The Wright Brothers
- The Wright Brothers book
- Author: David McCullough
- Language: English
- Genre: History
- Publisher: Simon & Schuster
- Publication date: October 14, 2016
- Pages: 320
- ISBN: 1476728747
- Preceded by: The Greater Journey

= The Wright Brothers (book) =

2015 book by David McCullough

The Wright Brothers is a 2015 non-fiction book written by the popular historian David McCullough and published by Simon & Schuster. It is a history of the American inventors and aviation pioneers Orville and Wilbur Wright. The book was on The New York Times Non-Fiction Best Sellers list for seven weeks in 2015.

==Production==
McCullough first became interested in writing a book on the Wright brothers while researching for his book The Greater Journey, which explored the history of various notable Americans who lived in Paris during the 19th century. In an interview with The Seattle Times, McCullough recalled, "I didn't know when (chronologically) I was going to end that book, and who do I run into in France but the Wright brothers." He continued, "I was delighted to find that Wilbur, at every chance, went to the Louvre to look at paintings, and the degree that he was moved by the great Gothic works of France was far beyond that of an ordinary tourist. [...] Much of what has been written about the Wright brothers (in French) has been ignored. That's what pulled me into doing the book."

McCullough has had a lifelong interest in aviation. In an interview with the Santa Barbara Independent, he remarked, "I loved to make model airplanes when I was a young boy and I took flying lessons later on; I would have continued if they weren’t so expensive. But I have to say in all candor that I knew very little about [the Wright brothers]. I knew they were from Ohio, I knew they were bicycles mechanics, and I knew they invented the airplane. But I really didn’t know anything beyond that of any substance..." He added, "Once I got into their lives and into all that they went through and the truly admirable human qualities that they personified, I would have wanted to write the book even if they hadn't succeeded in inventing the flying machine."

==Reception==
The Wright Brothers has been praised by literary critics and historians. Janet Maslin of The New York Times described it as a "concise, exciting and fact-packed book [that] sees the easy segue between bicycling and aerial locomotion, which at that point was mostly a topic for bird fanciers and dreamers." She added, "Mr. McCullough presents all this with dignified panache, and with detail so granular you may wonder how it was all collected." In The New York Review of Books, the novelist James Salter wrote, "Having twice won both the National Book Award and the Pulitzer Prize for his best-selling histories and biographies, McCullough is a much-loved dean of Americana, and his new book, a dual biography, has a warm appeal." Writing in The Washington Post, Reeve Lindbergh, daughter of the famed aviator Charles Lindbergh, called The Wright Brothers a "superb new book" and wrote, "McCullough's magical account of their early adventures — enhanced by volumes of family correspondence, written records, and his own deep understanding of the country and the era — shows as never before how two Ohio boys from a remarkable family taught the world to fly." Bruce Watson of the San Francisco Chronicle observed, "The Wright Brothers will do more than help Americans tell Orville from Wilbur. Fighting the persistent myth of invention's 'aha' moment, McCullough shows the importance of experiment, error and inspiration in nature. Although they studied early gliders, Orville and Wilbur also watched birds. 'Learning the secret of flight from a bird,' Orville said, 'is a good deal like learning the secret of magic from a magician.' Likewise, to learn history from a master storyteller is to relive the past."

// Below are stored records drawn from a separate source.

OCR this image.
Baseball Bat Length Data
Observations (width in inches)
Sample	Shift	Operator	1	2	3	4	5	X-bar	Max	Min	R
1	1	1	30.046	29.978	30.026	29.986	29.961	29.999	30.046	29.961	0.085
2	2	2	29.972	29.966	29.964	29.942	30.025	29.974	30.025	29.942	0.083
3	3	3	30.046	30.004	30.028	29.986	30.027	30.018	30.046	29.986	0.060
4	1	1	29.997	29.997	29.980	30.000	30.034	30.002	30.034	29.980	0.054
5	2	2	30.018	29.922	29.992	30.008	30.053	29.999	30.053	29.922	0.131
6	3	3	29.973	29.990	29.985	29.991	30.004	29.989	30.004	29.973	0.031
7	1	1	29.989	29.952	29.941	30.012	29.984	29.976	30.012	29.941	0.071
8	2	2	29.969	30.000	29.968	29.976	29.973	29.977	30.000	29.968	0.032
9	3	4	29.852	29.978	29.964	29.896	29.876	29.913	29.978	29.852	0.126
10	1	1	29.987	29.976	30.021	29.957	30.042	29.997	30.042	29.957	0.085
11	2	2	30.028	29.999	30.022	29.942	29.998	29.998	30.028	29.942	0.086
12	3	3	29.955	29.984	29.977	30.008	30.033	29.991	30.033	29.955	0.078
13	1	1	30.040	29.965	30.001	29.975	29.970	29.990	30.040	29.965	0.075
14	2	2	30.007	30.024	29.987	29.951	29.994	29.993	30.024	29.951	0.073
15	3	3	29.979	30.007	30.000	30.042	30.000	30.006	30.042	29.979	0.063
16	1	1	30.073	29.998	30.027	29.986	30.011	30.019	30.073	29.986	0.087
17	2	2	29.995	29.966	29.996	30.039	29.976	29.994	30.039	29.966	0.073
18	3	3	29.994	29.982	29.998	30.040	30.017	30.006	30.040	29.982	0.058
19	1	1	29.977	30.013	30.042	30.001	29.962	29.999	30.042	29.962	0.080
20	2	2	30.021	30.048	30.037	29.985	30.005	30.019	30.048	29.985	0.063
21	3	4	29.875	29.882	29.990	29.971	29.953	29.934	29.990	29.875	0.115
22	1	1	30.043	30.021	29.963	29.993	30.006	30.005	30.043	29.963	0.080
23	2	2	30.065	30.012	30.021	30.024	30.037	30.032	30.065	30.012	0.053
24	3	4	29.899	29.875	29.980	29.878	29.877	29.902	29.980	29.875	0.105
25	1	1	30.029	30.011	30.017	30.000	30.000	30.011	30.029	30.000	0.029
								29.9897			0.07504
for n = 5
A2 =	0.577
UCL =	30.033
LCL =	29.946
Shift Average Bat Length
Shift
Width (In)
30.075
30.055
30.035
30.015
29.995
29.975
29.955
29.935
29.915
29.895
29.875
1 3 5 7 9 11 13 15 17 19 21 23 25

Bob Hoover of the Star Tribune was slightly more critical of the work, remarking, "Although this new biography, The Wright Brothers, refreshes their often-told story in McCullough's upbeat, minutely researched manner, something's lacking — interesting characters. While the brothers accomplished their goal of powered flight, they missed out on the stuff that makes life interesting — relationships, children, hobbies, fun and, most of all, self-reflection." He concluded, "Despite their old-fashioned manners and plain style, the Wright brothers were reticent and difficult people, traits that McCullough seemed unwilling to explore in his search for the virtues and strengths he values so much in American life." Buzzy Jackson of The Boston Globe similarly described it as "a tidy and relatively short history" of the Wright brothers and praised the author's attention to detail, despite noting, "While there is much to like here, McCullough's gee-whiz attitude toward America's favorite flying Boy Scouts does feel a bit retro."